Ali Baig, like Stefanoff, blames the debate over the prayer sessions on a small group of people. He wonders if the controversy erupted when it did because of the then-ongoing provincial election—was someone trying to embarrass the Liberals? Shamiza laughed and said that it’s only Islamophobes who have a problem with the prayers.

When I asked the Baigs why the Valley Park girls must sit behind the boys, Ali said that it isn’t something they actively enforce at the school: the students are merely following what they learn at the mosque. I asked what would happen if one of the female students demanded to sit in the front, and Shamiza replied that none has. I pushed the point: what if, one day, one girl wants to sit in the front? Shamiza said she would explain to the girl that that’s not the way it’s done in Islam. The boys must be in the front, and girls belong in the back.

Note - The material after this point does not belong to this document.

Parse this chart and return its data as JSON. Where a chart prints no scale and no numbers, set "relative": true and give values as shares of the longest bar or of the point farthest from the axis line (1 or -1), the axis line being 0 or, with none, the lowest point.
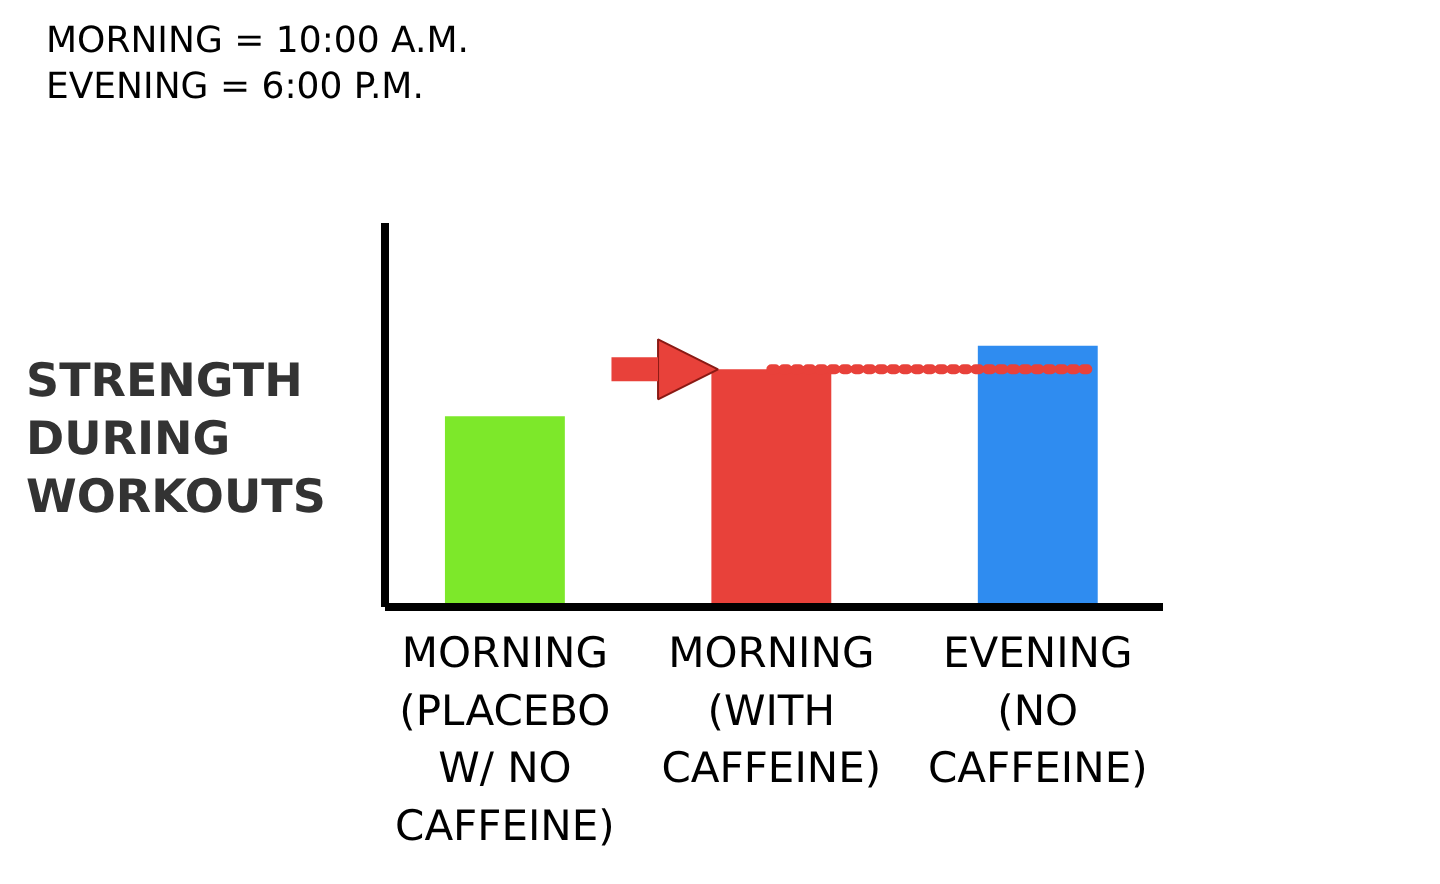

Ali said the girls choose to sit in the back because they’re concerned about a “biological scenario.” When I asked for clarification, he explained that a girl praying in the front might “disrupt the prayers” because the boys would be distracted. (Even the Baigs’ own daughter once told the school at a community meeting that she preferred to sit in the back of prayer sessions because she didn’t want the boys looking at her.) I noted that boys and girls sit next to each other in class, but Ali insisted that classes and prayers are different. Plus, under the Charter of Rights and Freedoms, he said, they have the right to practise their religion as they see fit.

Critics of the prayer session fixated on the fact that menstruating girls aren’t allowed to participate and can only observe from the back row

During a lull in the conversation, I asked why Shamiza had been so silent. What happened to the military general from the prayers? She told me she wants her husband to take the lead. She said it’s best to let the men be in charge. Ali interrupted and said that it’s just an act, and she’s really the one who runs the show. “I’m just a backbencher,” he said.

After we finished our coffee, the Baigs were heading to the Darus Salaam and I decided to tag along. The mosque was less than a five-minute walk from the Tim Hortons, and on the way, the Baigs ran into half a dozen acquaintances who were heading to the same place. When we got there, Ali went up the front steps and Shamiza and I walked to the side of the building, toward the so-called sisters’ entrance. Not only were we not permitted to enter through the front doors, we were also segregated from the men. The sisters-only room is about 20 feet by 10. It’s carpeted, with one broken shelf containing books on Islam. Shamiza pointed out that the students use some of these same books to recite prayers at the school on Fridays. There were a couple of posters on the wall with prayers in Arabic, and a clock at the front. The women are supposed to be able to hear the prayers in the main space through speakers, but there was no sound coming through. Instead, I could hear men on the other side of the wall laughing, joking and talking loudly. It was difficult to tell what was happening. Shamiza kneeled down and started to pray. I sat there, frustrated that I couldn’t find out what was happening on the other side.

When the prayer ended, I said goodbye to Shamiza and left the mosque. The Baigs, I decided, are likable and seem well-meaning, but I don’t share their unconditional acceptance of Islamic customs. What they’re doing at Valley Park sets a dangerous precedent and legitimizes sexism. The school may be following a policy of accommodating special requests, but there’s a striking difference between designating a room for a handful of students and converting the largest room in the building for group prayer. The school becomes, in effect, a mosque.

In accordance with the Muslim calendar, Valley Park’s weekly Friday prayer sessions ended for the year on March 9. Later this year, on November 9, they’ll be back in the cafeteria.